Health benefits of coffee
This is Shellie, my local Banner Health barista who keeps me caffeinated.

I have had a daily coffee habit ever since my first post-high school job as a barista. I have taken the occasional caffeine break (during my pregnancies, for instance) but with two little ones at home now, I need my morning coffee more than ever … and sometimes indulge in the afternoon, too.

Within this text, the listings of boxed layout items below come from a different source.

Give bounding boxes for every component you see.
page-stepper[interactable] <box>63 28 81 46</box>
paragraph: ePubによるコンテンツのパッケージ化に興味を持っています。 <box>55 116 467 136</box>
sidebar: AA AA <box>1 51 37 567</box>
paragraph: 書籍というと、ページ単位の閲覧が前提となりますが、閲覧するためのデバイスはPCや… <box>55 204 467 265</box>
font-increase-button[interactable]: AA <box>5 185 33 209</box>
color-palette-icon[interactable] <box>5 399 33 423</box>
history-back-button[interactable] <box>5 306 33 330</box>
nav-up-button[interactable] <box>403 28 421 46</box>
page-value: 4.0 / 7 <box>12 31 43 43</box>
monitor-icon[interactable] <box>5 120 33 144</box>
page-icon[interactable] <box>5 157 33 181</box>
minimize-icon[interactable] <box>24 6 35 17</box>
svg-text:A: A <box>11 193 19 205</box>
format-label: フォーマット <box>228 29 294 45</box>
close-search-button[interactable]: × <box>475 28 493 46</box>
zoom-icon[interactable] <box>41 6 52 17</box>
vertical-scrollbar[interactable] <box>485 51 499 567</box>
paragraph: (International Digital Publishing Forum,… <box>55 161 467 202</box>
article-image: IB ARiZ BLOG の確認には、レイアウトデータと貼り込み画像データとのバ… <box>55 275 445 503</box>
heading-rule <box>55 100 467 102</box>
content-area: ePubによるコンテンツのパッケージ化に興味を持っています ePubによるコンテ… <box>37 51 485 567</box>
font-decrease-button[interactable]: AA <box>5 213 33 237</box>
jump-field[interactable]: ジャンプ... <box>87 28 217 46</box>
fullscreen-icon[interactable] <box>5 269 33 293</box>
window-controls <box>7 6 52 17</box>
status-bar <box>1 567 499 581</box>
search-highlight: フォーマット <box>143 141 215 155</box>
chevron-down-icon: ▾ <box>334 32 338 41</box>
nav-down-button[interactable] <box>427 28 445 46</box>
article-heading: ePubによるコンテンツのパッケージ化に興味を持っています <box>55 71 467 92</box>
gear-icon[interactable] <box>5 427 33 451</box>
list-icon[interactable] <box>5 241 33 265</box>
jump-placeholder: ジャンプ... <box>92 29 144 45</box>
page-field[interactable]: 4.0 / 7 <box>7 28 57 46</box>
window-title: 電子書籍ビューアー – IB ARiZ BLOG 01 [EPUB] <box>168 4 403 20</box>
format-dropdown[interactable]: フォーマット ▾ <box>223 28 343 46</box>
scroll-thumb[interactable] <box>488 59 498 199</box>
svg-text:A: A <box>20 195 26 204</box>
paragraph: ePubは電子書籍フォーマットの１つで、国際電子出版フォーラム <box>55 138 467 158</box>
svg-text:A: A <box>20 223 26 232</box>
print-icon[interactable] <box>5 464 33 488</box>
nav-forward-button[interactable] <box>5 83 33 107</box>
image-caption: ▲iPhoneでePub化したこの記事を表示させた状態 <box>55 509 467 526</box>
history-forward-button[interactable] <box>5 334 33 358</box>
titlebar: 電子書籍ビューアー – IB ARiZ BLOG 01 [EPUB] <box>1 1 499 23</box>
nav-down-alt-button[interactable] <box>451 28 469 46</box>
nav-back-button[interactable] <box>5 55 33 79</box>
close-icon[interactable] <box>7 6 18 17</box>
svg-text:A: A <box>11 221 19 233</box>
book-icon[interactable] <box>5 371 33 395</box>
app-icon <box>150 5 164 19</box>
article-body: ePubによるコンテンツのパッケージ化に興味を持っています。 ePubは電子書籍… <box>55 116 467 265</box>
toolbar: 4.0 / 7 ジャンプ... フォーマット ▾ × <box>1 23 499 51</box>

The good news for coffee addicts like me is that coffee – in moderation – offers a few health benefits.

Health benefits of coffee

According to cardiologist James Ganem, MD, coffee may decrease the risk of heart failure and type 2 diabetes. And, a study from the National Institutes of Health found coffee drinkers were less likely to die from heart disease, respiratory disease, stroke, injuries and accidents, diabetes and infections.

But, warns Natalie Verderame, a registered dietitian in Banner’s employee wellness department, there can be risks as well.

“When you add sugar, cream and flavors to your daily coffee, you are adding empty calories and saturated fat,” she said.

According to this infographic, for a cream and sugar type of gal like myself, I get around half of the sugar I should be eating daily from my coffee – yikes!

She suggests swapping the cream for low-fat or skim milk (or any fortified non-dairy milk). And, you can sweeten up your cup with some cinnamon, vanilla extract, and/or almond extract.

“Like anything else, coffee is best in moderation,” Verderame  said.

Potential risks with coffee

In addition, too much caffeine carries its own risks. Restlessness, irritability, confusion, dizziness and a rapid heart rate are signs you may be overdoing it.

The recommendation is no more than 300 milligrams of caffeine a day, which equals about three cups of coffee.

And a good night’s sleep is important to overall health, so cutting out caffeine late in the day is a good idea.

But, in general, there’s no harm in that morning cup of joe. So, raise up your mug this National Coffee Day.